Fees Must Fall student activist Kanya Cekeshe has turned to the Gauteng High Court in Johannesburg on an urgent basis in his bid to challenge his conviction.
His latest move comes after the Johannesburg Central Magistrate's Court dismissed his application for leave to appeal his conviction and his application for bail, pending the outcome of the application.
Cekeshe, believed to be one of the last Fees Must Fall student activists still in prison, was convicted of public violence and malicious damage to property when he tried to set a police van alight during protests in 2016.
He received an eight-year sentence and has been held at the Leeuwkop Correctional Centre in Bryanston, Johannesburg, since 2017.

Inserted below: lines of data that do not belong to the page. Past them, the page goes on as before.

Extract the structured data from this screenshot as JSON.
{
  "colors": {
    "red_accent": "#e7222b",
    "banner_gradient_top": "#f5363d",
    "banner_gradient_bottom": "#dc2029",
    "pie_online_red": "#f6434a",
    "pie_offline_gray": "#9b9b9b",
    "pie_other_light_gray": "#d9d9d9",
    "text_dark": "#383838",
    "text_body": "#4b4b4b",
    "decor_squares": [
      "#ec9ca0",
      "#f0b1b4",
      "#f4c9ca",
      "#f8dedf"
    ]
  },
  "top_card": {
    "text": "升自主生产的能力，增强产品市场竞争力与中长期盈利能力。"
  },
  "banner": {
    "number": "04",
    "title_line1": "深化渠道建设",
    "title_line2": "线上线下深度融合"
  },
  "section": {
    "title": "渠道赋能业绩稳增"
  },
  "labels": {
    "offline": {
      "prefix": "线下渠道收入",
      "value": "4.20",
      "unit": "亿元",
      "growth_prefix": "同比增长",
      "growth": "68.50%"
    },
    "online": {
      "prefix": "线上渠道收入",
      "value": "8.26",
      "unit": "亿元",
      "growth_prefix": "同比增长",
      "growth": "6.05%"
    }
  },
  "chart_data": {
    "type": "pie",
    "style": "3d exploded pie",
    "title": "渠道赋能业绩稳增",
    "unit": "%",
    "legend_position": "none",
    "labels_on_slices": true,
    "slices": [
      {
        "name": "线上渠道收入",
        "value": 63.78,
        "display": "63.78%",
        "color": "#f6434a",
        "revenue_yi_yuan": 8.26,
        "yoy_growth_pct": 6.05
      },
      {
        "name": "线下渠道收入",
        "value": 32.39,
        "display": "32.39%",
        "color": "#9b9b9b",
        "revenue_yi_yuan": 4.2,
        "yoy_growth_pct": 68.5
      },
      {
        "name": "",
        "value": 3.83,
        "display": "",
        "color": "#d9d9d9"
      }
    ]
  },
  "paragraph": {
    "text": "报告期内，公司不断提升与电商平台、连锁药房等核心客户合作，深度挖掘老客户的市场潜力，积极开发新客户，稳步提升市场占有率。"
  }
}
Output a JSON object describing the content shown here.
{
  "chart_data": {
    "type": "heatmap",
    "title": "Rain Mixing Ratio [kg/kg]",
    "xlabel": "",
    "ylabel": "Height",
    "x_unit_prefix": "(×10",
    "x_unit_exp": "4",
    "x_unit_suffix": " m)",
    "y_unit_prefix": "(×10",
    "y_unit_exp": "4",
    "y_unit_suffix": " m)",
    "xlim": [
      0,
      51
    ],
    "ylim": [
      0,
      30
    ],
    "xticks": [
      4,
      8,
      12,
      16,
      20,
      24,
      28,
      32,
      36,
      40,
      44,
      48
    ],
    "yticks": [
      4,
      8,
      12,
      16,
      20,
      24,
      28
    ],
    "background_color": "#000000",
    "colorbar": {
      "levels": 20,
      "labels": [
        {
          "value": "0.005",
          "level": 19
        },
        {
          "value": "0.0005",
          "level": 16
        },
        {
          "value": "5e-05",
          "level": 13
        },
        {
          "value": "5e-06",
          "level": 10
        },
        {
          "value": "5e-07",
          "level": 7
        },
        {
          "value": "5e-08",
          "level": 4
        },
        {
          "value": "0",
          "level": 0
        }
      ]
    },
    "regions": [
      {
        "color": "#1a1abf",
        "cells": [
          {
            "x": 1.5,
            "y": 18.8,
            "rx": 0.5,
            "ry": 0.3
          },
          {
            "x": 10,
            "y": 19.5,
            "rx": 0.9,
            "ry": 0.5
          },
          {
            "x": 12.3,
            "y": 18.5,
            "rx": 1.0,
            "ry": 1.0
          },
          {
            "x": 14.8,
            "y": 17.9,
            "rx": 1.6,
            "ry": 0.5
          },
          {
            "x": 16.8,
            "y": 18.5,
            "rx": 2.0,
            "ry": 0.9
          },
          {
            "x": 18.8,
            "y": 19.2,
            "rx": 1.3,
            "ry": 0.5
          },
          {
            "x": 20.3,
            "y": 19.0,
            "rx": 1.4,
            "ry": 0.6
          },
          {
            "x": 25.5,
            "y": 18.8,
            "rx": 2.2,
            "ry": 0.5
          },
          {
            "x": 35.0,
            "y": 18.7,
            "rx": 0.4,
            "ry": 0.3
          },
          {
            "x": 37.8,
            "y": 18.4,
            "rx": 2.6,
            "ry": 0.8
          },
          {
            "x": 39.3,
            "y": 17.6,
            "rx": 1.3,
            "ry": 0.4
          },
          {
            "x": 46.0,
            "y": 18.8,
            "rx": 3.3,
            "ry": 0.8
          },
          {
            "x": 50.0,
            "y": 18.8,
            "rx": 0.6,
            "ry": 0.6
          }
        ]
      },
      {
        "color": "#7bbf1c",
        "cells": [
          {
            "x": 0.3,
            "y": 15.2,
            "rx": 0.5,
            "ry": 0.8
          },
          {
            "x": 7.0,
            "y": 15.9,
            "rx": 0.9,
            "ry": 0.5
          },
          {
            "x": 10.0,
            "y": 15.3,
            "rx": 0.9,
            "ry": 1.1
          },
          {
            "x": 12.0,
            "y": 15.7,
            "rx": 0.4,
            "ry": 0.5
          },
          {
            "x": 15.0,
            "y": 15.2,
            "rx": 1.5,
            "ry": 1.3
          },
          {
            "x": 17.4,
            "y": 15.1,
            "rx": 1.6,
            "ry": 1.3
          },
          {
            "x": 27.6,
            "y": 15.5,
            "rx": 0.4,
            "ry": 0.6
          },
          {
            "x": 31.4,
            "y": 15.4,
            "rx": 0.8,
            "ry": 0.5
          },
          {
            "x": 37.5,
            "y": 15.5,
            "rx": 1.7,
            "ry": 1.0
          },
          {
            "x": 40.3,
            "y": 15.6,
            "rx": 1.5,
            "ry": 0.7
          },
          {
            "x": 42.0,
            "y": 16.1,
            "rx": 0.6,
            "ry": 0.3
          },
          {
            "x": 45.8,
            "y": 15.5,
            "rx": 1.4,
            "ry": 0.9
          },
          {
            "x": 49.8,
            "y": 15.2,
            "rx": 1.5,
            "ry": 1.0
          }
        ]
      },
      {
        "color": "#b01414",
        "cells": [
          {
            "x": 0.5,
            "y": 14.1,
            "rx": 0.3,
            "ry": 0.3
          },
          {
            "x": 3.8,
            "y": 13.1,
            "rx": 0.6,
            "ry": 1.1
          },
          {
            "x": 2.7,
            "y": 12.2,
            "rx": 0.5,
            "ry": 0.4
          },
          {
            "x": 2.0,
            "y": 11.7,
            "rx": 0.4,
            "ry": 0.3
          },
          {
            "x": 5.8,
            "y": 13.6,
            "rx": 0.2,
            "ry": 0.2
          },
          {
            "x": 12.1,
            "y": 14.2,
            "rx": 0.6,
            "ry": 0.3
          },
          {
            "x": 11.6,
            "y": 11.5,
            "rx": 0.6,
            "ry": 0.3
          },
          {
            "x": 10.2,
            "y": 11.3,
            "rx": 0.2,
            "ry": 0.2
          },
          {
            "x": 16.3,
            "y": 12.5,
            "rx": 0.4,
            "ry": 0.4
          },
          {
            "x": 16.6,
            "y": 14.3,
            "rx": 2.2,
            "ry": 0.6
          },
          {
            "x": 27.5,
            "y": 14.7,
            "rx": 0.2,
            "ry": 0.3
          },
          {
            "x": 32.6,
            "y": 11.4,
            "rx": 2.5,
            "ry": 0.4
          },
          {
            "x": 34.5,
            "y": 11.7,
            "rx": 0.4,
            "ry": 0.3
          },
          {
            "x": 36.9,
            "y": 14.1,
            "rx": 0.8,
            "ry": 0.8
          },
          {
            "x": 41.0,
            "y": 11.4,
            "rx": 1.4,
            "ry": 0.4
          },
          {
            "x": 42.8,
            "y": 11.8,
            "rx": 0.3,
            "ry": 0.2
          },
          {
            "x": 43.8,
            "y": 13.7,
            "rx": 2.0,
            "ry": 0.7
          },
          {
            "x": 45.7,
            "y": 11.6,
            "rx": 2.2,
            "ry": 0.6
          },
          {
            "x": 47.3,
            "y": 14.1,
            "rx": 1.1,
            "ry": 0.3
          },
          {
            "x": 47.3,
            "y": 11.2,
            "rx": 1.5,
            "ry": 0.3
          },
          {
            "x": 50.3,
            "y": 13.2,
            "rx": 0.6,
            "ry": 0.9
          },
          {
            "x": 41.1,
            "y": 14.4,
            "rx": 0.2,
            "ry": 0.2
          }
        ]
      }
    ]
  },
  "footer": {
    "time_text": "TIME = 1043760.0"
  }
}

But he sought leave to appeal his conviction and wanted to be released on bail, pending the outcome.
Cekeshe's defence team, led by advocate Tembeka Ngcukaitobi and Wikus Steyl, argued that the lawyer who represented him in the trial was incompetent.
They also argued that there were discrepancies between the charges against Cekeshe and what was in his statement.
However, handing down judgment on Monday, Magistrate Theunis Carstens said there was no merit in the arguments.
He said Cekeshe had admitted to the allegations against him and described the arguments submitted as "opportunistic".
R5 000 bail
A notice dated October 15, which Ian Levitt Attorneys filed at the High Court and which News24 has seen, stated: "The applicant asks for the order setting aside the decision and judgment of the magistrate and granting the applicant bail pending the outcome of his petition against both conviction and sentence, in the amount of R5 000."
In an affidavit, which News24 has also seen, Steyl stated that the notice was an appeal against the "wrong decision of Magistrate Carstens".
He said he also brought the application to secure Cekeshe's release on bail, pending the determination of the application for leave to appeal.
Steyl also stated that he believed the student activist had prospects of success on appeal and that Carstens was "wrong" to arrive at a contrary decision.
Steyl also said Carstens relied on evidence given during sentencing proceedings and submitted that this approach was "impermissible".
"Evidence led during sentencing cannot be used to justify the incorrect application of Section 112(2) of the [Criminal Procedure Act]".